Since CSCs have been described for first time in leukaemia by the Dick laboratory in 1994, other groups have demonstrated the presence of CSCs in numerous solid tumors (glioblastoma, colorectal cancer, prostate, head and neck, liver, melanoma, etc.), suggesting that the majority of malignancies are dependent on such a cell compartment. Anyhow, properties of CSCs in different tumors were not similar, and the proportion of stem cells in tumors was different [2]. Moreover, the origin of CSCs remains unclear and many works tried to identify this. Barker et al. [3], Zhu et al. [4], and Alcantara Llaguno et al. [5] demonstrated that CSCs were derived from normal stem cells if oncogenes were activated. But, there is evidence that more differentiated cancer cell populations may acquire CSC properties through epithelial mesenchymal transition (EMT) [6], [7]. Chaffer et al. [8] recently observed in a subpopulation of basal-like human mammary epithelial cells that spontaneously dedifferentiated into stem-like cells. Then, some non-stem cancer cells gave rise to CSCs. Classically, the definition of adult stem cell implicates that those are capable to generate full cellular components of the relevant organ from a single stem cell. This could be revealed by in vivo functional assays, which consists in implanting a progressively smaller number of tumor cells in immunodeficient animals.
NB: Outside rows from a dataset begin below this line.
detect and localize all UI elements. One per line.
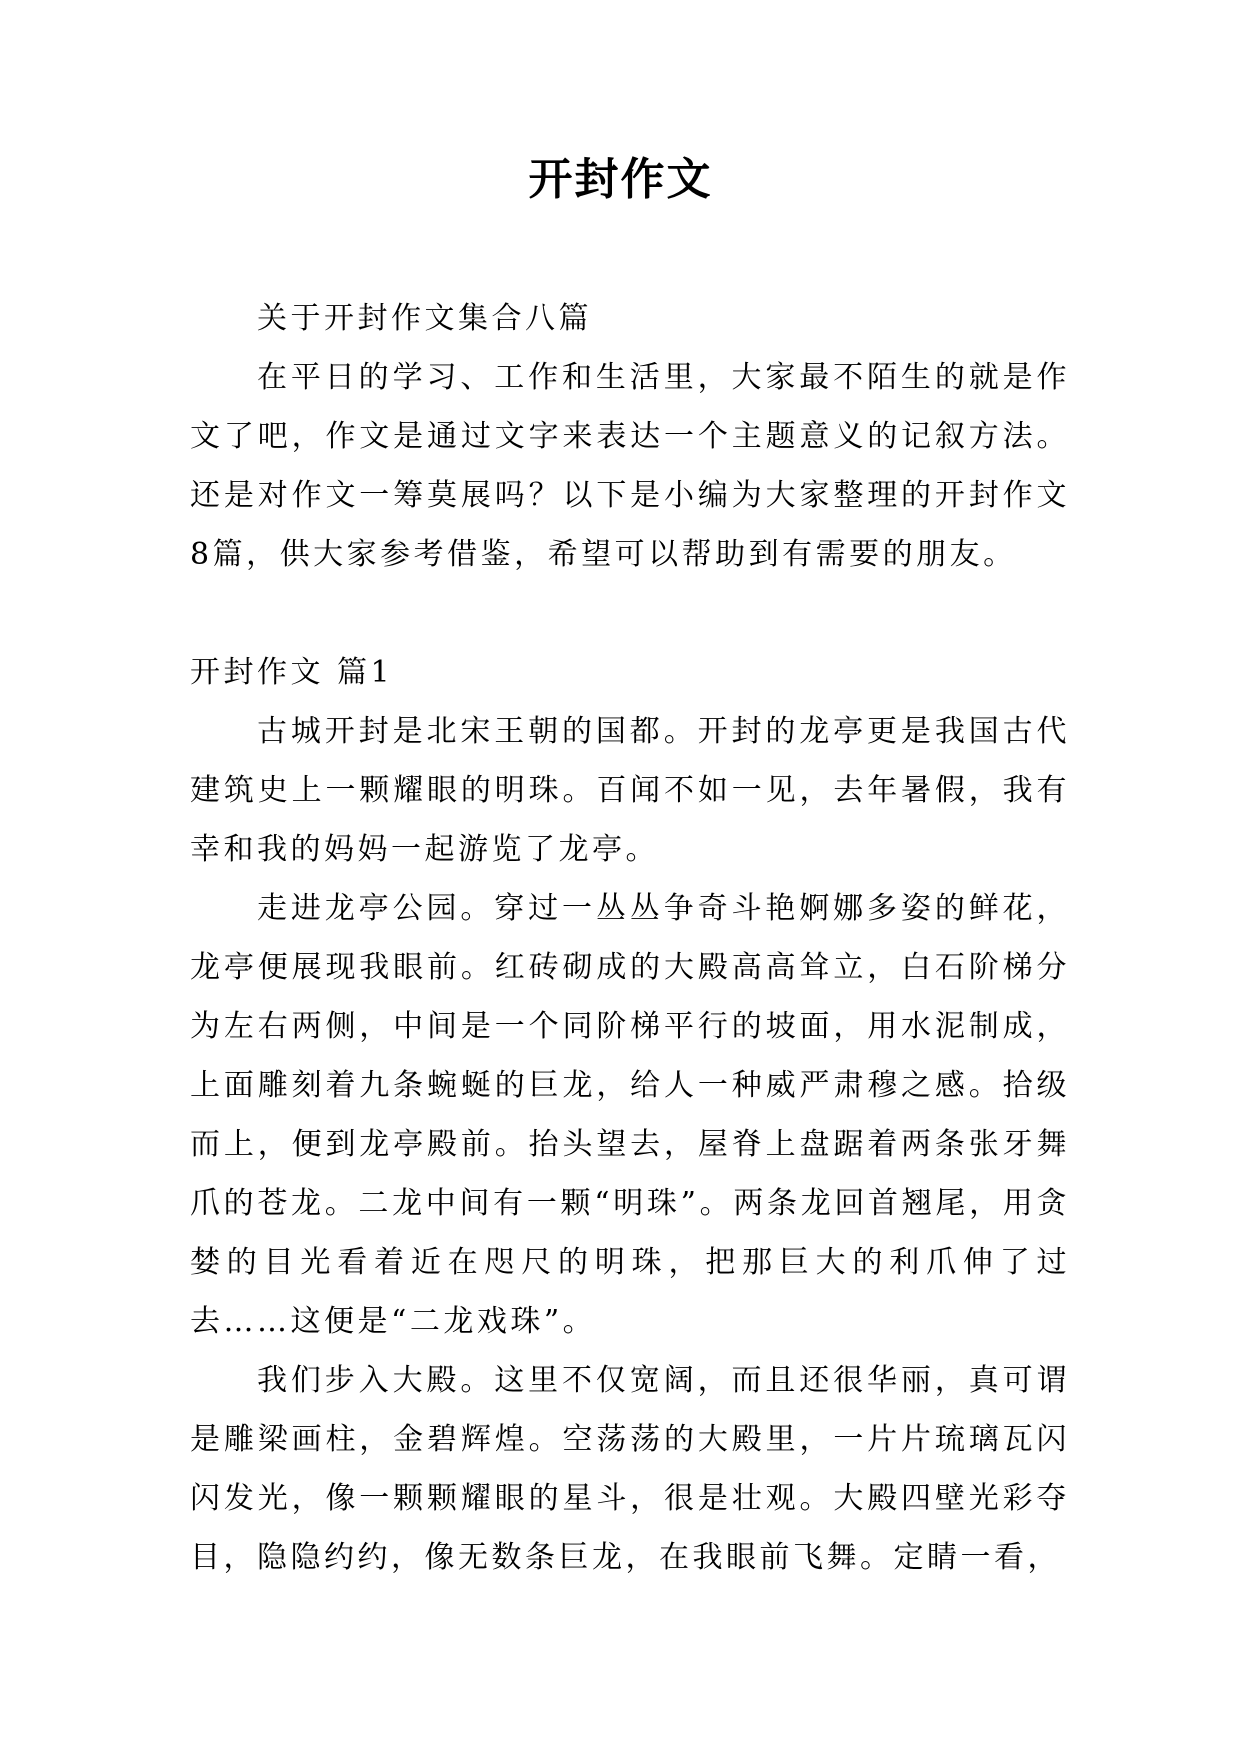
document-body: [190, 289, 1070, 1587]
essay-paragraph-2: 走进龙亭公园。穿过一丛丛争奇斗艳婀娜多姿的鲜花，龙亭便展现我眼前。红砖砌成的大殿高高耸立，白石阶梯分为左右两侧，中间是一个同阶梯平行的坡面，用水泥制成，上面雕刻着九条蜿蜒的巨龙，给人一种威严肃穆之感。拾级而上，便到龙亭殿前。抬头望去，屋脊上盘踞着两条张牙舞爪的苍龙。二龙中间有一颗“明珠”。两条龙回首翘尾，用贪婪的目光看着近在咫尺的明珠，把那巨大的利爪伸了过去……这便是“二龙戏珠”。: [190, 891, 1070, 1339]
document-title: 开封作文: [528, 154, 713, 205]
intro-paragraph: 在平日的学习、工作和生活里，大家最不陌生的就是作文了吧，作文是通过文字来表达一个主题意义的记叙方法。还是对作文一筹莫展吗？以下是小编为大家整理的开封作文8篇，供大家参考借鉴，希望可以帮助到有需要的朋友。: [190, 360, 1070, 572]
essay-paragraph-1: 古城开封是北宋王朝的国都。开封的龙亭更是我国古代建筑史上一颗耀眼的明珠。百闻不如一见，去年暑假，我有幸和我的妈妈一起游览了龙亭。: [190, 714, 1070, 867]
section-heading: 开封作文 篇1: [190, 655, 394, 690]
essay-paragraph-3: 我们步入大殿。这里不仅宽阔，而且还很华丽，真可谓是雕梁画柱，金碧辉煌。空荡荡的大殿里，一片片琉璃瓦闪闪发光，像一颗颗耀眼的星斗，很是壮观。大殿四壁光彩夺目，隐隐约约，像无数条巨龙，在我眼前飞舞。定睛一看，: [190, 1363, 1070, 1575]
section-spacer: [190, 584, 1070, 643]
intro-subtitle: 关于开封作文集合八篇: [257, 301, 592, 336]
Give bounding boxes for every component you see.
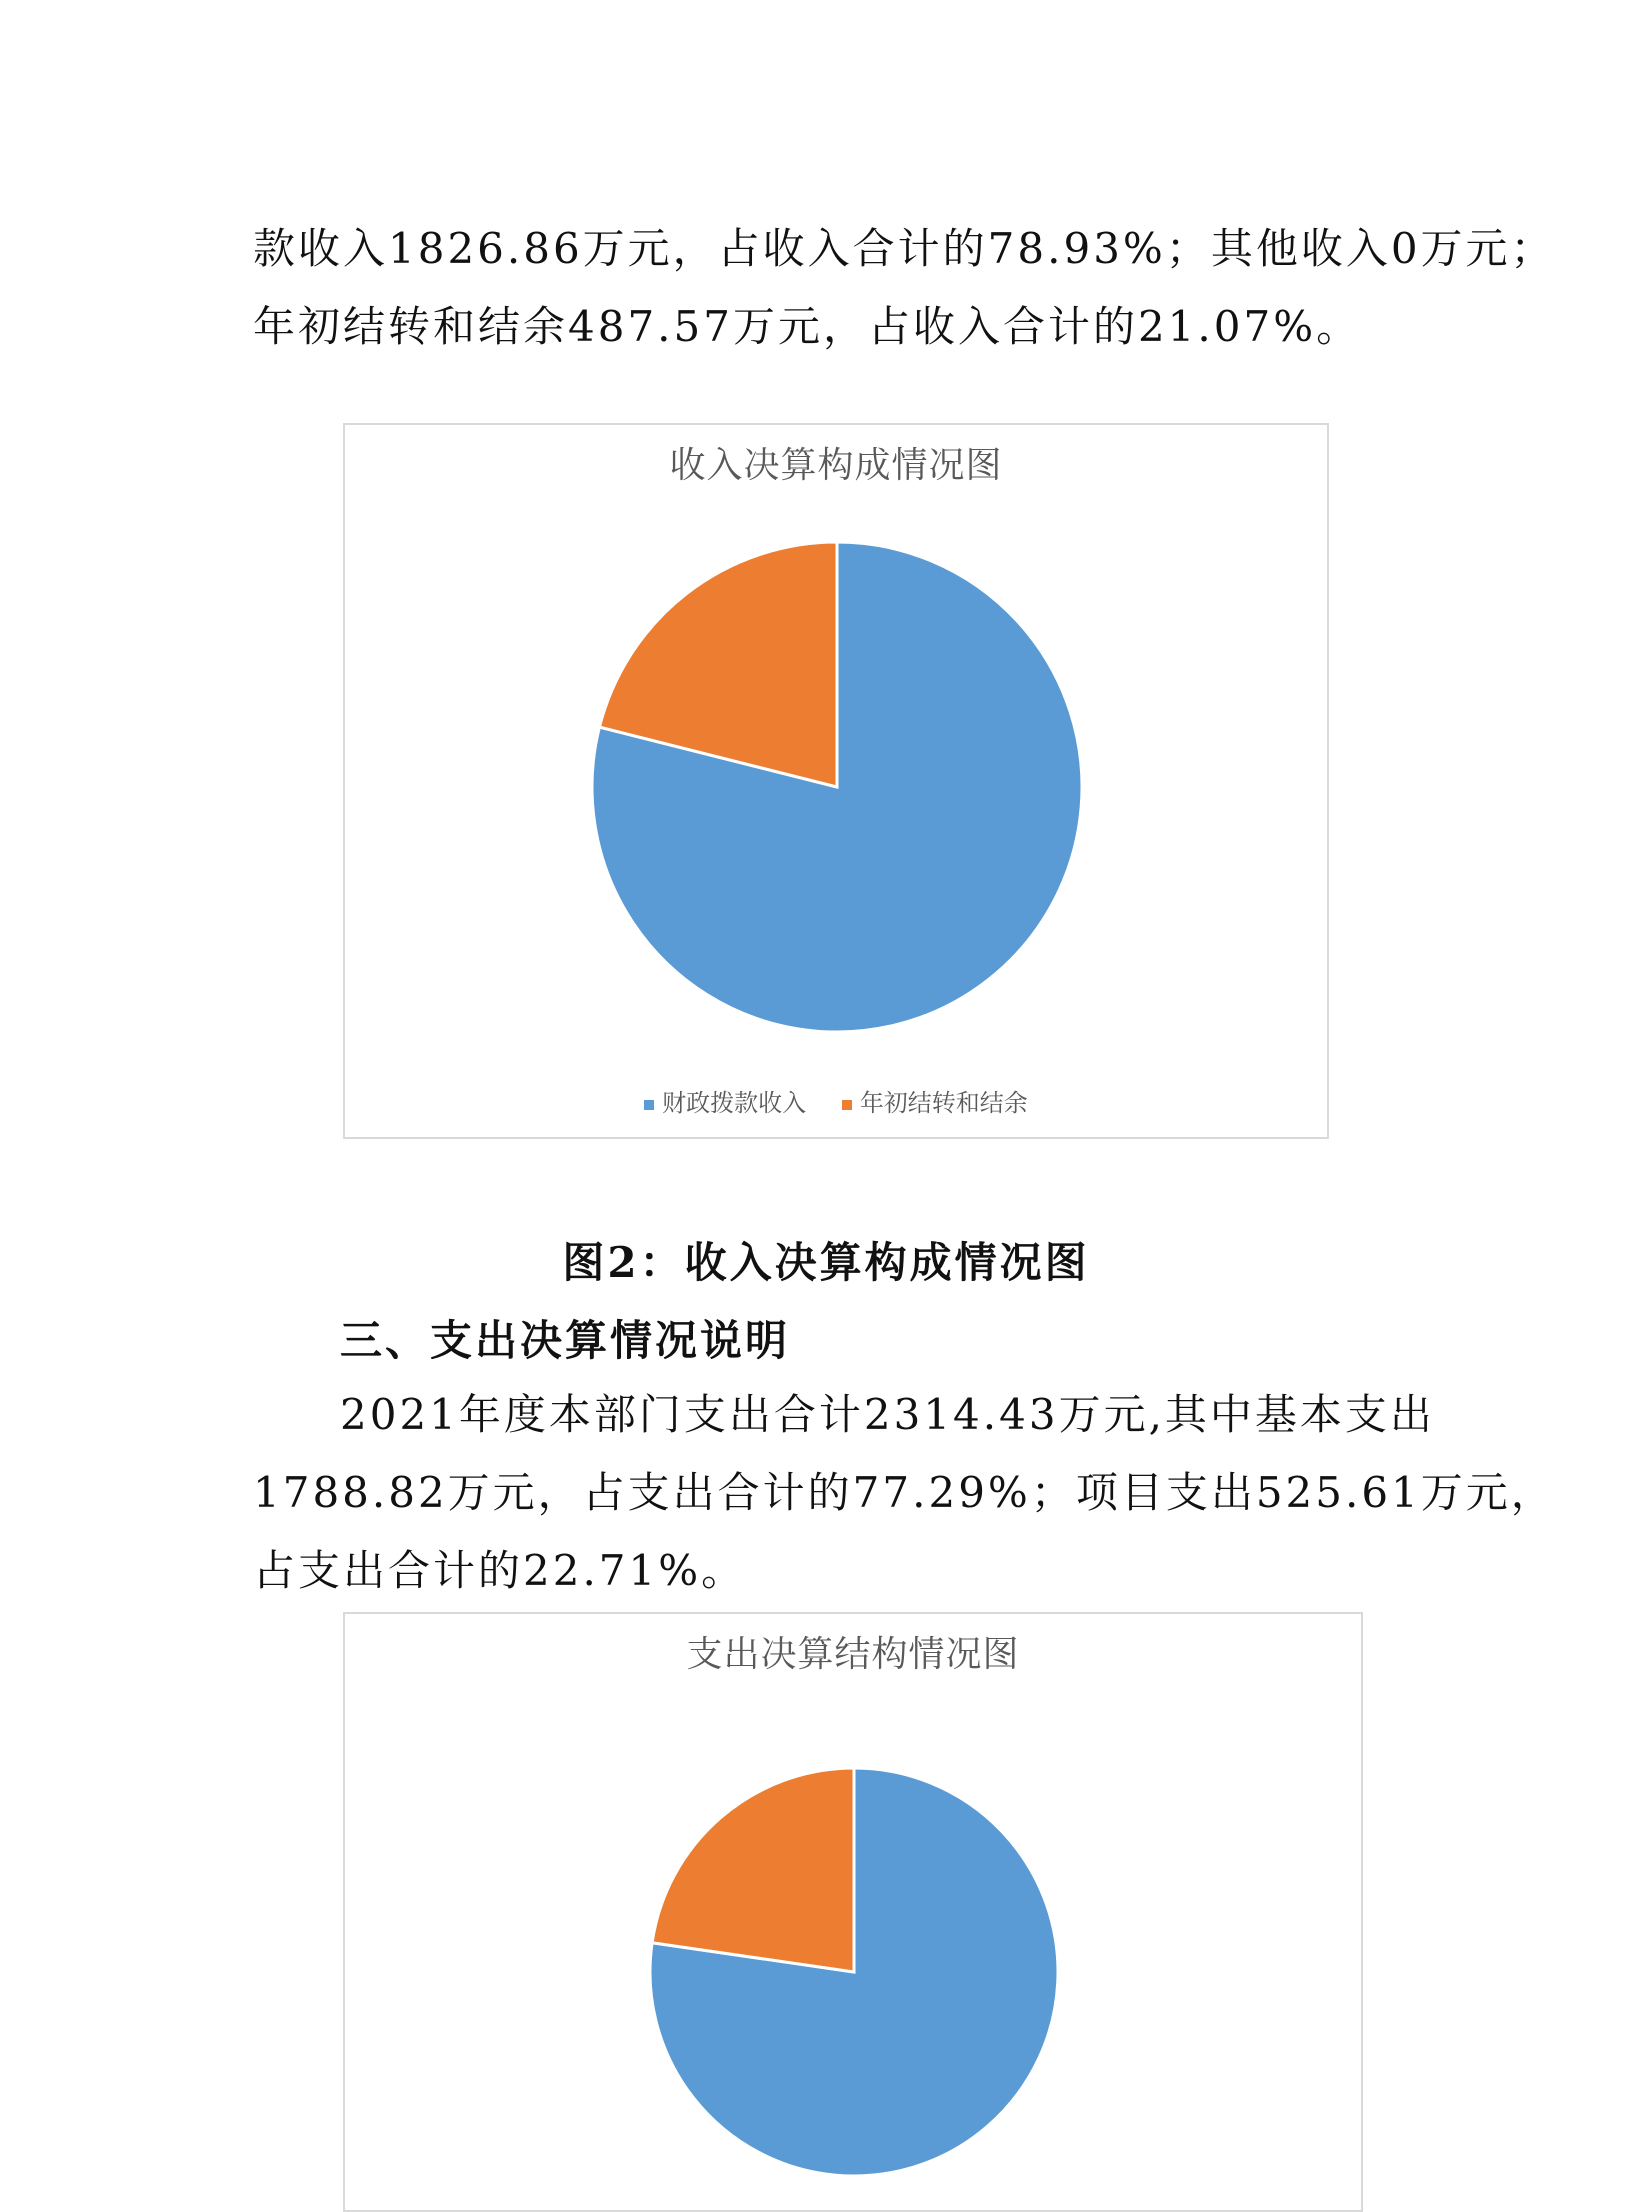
expenditure-pie [345, 1614, 1361, 2210]
figure-caption: 图2：收入决算构成情况图 [562, 1238, 1090, 1287]
section-heading: 三、支出决算情况说明 [340, 1316, 791, 1365]
legend-label: 财政拨款收入 [662, 1089, 807, 1117]
income-pie [345, 425, 1327, 1137]
paragraph-line: 款收入1826.86万元，占收入合计的78.93%；其他收入0万元； [253, 224, 1556, 273]
legend-swatch-orange [842, 1100, 852, 1110]
expenditure-chart [343, 1612, 1363, 2212]
chart-title: 收入决算构成情况图 [669, 445, 1003, 486]
pie-slice-1 [652, 1768, 854, 1972]
paragraph-line: 占支出合计的22.71%。 [253, 1546, 747, 1595]
legend-item [842, 1083, 1028, 1118]
legend-swatch-blue [644, 1100, 654, 1110]
legend-label: 年初结转和结余 [859, 1089, 1028, 1117]
income-chart [343, 423, 1329, 1139]
chart-title: 支出决算结构情况图 [686, 1634, 1020, 1675]
paragraph-line: 2021年度本部门支出合计2314.43万元,其中基本支出 [340, 1390, 1435, 1439]
paragraph-line: 1788.82万元，占支出合计的77.29%；项目支出525.61万元， [253, 1468, 1556, 1517]
paragraph-line: 年初结转和结余487.57万元，占收入合计的21.07%。 [253, 302, 1362, 351]
legend-item [644, 1083, 806, 1118]
chart-legend [345, 1083, 1327, 1118]
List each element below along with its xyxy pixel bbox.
The number of cells could be an appropriate surrogate when analyzing the frequency of proper cancer stem cells. Now, through the development of immunofluorescence tools, it is possible to more easily isolate CSCs using their surface proteins (e.g. CD133, CD44, CD29).

Cancer stem cells account for a minor fraction of a tumor population, but those might be particularly involved in tumor initiation, proliferation, or in metastatic process. CSCs are believed to share many properties with normal stem cells that render them relatively insensitive to conventional cytotoxic agents, such as chemotherapy and to radiation therapy. This is an advocated factor of treatment failure and relapse. The mechanisms through which solid tumors become resistant to conventional therapy are only partially understood. Those involve numerous factors implicated in the resistance of CSC to ionizing radiation: quiescence propensity, enhanced DNA repair, upregulated cell cycle control mechanisms, mechanisms of free-radical scavenging, and specific interaction with stromal microenvironnement [9], [10]. From a radiobiological point of view, four factors are classically involved in the efficiency of ionizing radiation: repair of DNA damage systems, redistribution of the cell cycle, tumor cells repopulation, and level of intratumor hypoxia. Although the identity of cancer cell clonogens has not been definitively resolved, the understanding of CSCs pathways continues to grow and new potential molecular therapeutic targets have recently emerged. Numerous inhibitory agents targeting these specific signaling pathways, such as Notch and Wnt/B-catenin, are currently evaluated in early clinical trials (http://clinicaltrials.gov: NCT01122901, NCT01351103). Overcoming radioresistance by concurrently targeting cancer stem cells pathways may potentially improve outcome for patients with localized solid tumors. Radiation therapy using heavy particles (proton and carbon) may be also more effective than classic photon on CSCs [11], [12]. The aim of this paper is to report the various intracellular pathways involved in CSCs radioresistance for which potential intracellular target and highlight strategies for enhancing antitumor effectiveness.